In practice, up until yesterday afternoon, this has worked very well,
with failovers taking only a few seconds and everything coming up
properly.

Yesterday, we started getting calls that radius was not working. I tried
it and it worked fine. It took a while to figure out, but it turns out
that radius was working, but only for clients on the subnet directly
connected to the service address. The same was true of pings; I could
ping the service address only from the directly-connected subnet. So
this is not a radius issue. Sounds like a lost default route, right?
Wrong. The routing table looked fine. And, even weirder, I could ping
the local address of the same interface from off net. I could ping
www.google.com from the affected host.

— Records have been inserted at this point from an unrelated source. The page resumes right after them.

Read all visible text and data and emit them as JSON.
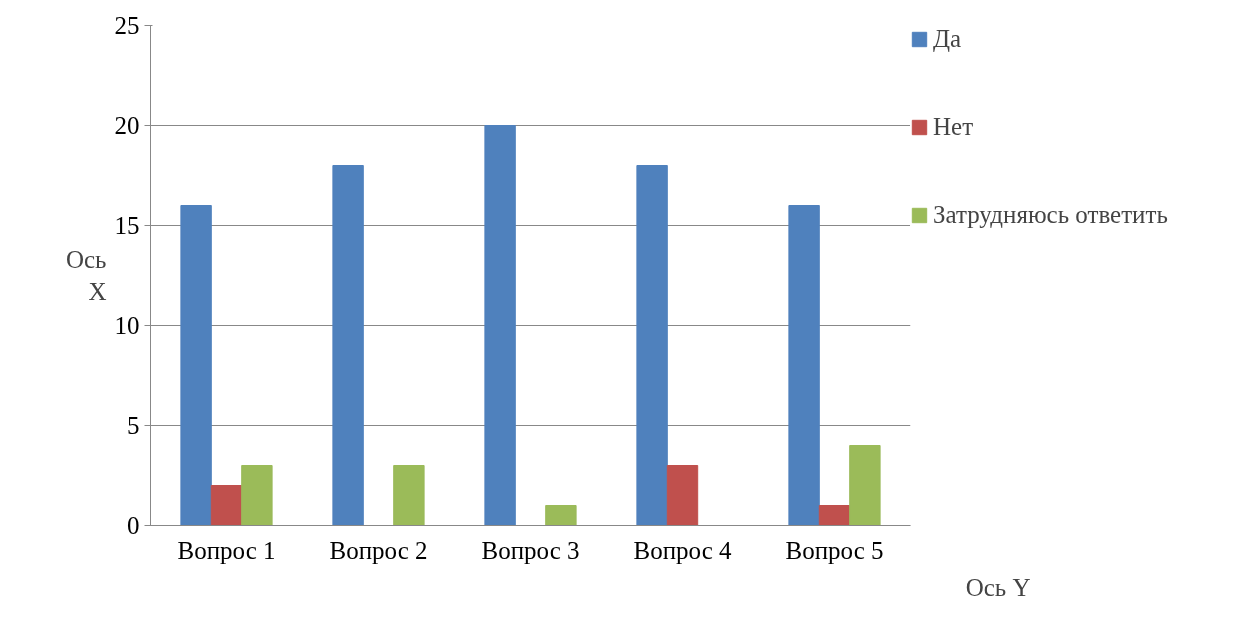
{
  "chart_data": {
    "type": "bar",
    "categories": [
      "Вопрос 1",
      "Вопрос 2",
      "Вопрос 3",
      "Вопрос 4",
      "Вопрос 5"
    ],
    "series": [
      {
        "name": "Да",
        "color": "#4f81bd",
        "values": [
          16,
          18,
          20,
          18,
          16
        ]
      },
      {
        "name": "Нет",
        "color": "#c0504d",
        "values": [
          2,
          0,
          0,
          3,
          1
        ]
      },
      {
        "name": "Затрудняюсь ответить",
        "color": "#9bbb59",
        "values": [
          3,
          3,
          1,
          0,
          4
        ]
      }
    ],
    "xlabel": "Ось Y",
    "ylabel": "Ось X",
    "ylim": [
      0,
      25
    ],
    "yticks": [
      0,
      5,
      10,
      15,
      20,
      25
    ],
    "grid": "y",
    "legend": "right"
  }
}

Only the service address was not
reachable from off net, but it worked fine for hosts on the local
subnet. 

I screwed around with this for a bit while the users continued to pound
on our customer service people, and finally decided to hell with it,
let's just fail over to the other machine and get things working again.
So I did a "service heartbeat stop" to cause a failover, and it hangs on
the dreaded:

WARN: Shutdown delayed until current resource activity finishes

This basically hung forever until I hit the power button, at which point
the other machine took over and all has been well since.

But obviously I need to find out what happened here. Has anyone else
ever seen anything like this, were the service address only works on the
directly-connected subnet whereas the "home" address works from
anywhere?

I've also investigated the warning message, and all I see are people
asking about this and getting no answer, or being told it's a known bug
and they need to upgrade heartbeat. Is that the case for me too?